Formula 1 boss Bernie Ecclestone has avoided a potential £1.2 billion tax bill as a result of a 'secret deal' with the HMRC, BBC's Panorama has revealed.
The F1 supremo, who is currently standing trial in Germany facing charges for alleged corruption, is said to have dodged the massive tax bill after he settled with Revenue & Customs for just £10 million.
Panorama obtained legal transcripts, which revealed that HMRC had been investigating the Ecclestone family's tax affairs for nearly nine years before settling on the £10 million fixed fee.
The investigation dates back to 1995 when Ecclestone secured the television rights to Formula 1. According to the BBC, he moved this prize asset offshore, giving the rights to his then wife, Slavica.
She transferred them to a family trust in Liechtenstein, before selling them for a huge profit, free of UK tax.
The BBC suggested that this could potentially be the biggest individual tax dodge in British history, although legally watertight provided Mr Ecclestone did not set up, or control, the trust.
Barrister and tax expert Jolyon Maugham said: "I'm certainly not aware of anything else remotely approaching that sort of magnitude, in my fairly extensive experience."

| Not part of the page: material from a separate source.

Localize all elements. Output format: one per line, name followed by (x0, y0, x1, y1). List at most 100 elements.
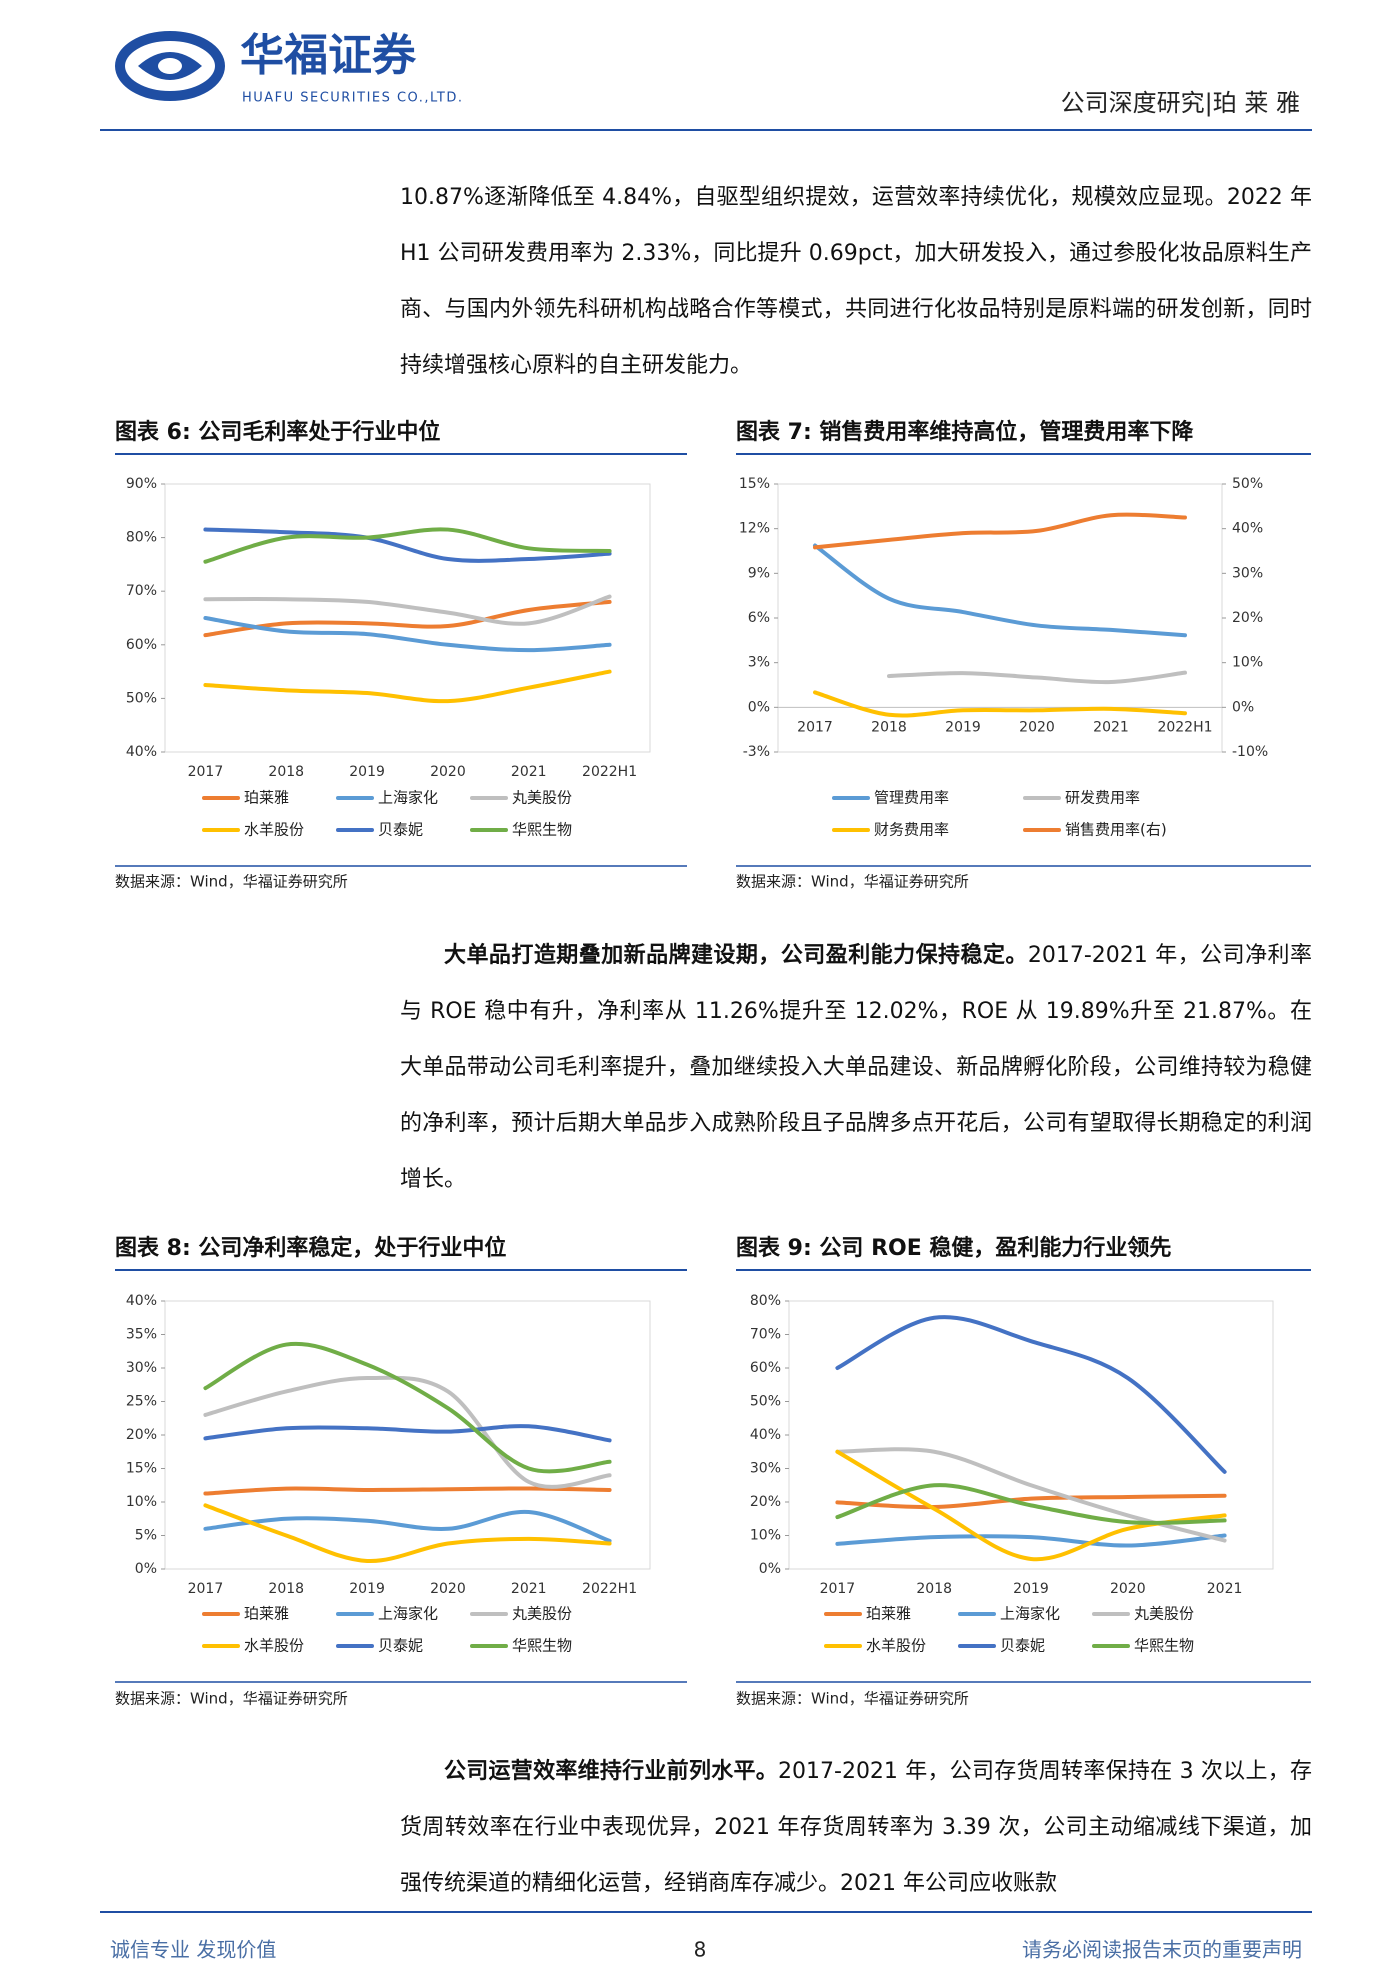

He said: "In summer 2008, the Inland Revenue offered to conclude the matter if we paid £10 million. We decided to pay up."
According to Ms Flournoy's evidence, the Ecclestone family trusts earn around £10m in interest every six weeks.
Mr Ecclestone says he has always paid his fair share of tax and that he is, "proud to be British and proud to make my contribution by paying my taxes here," according to the BBC.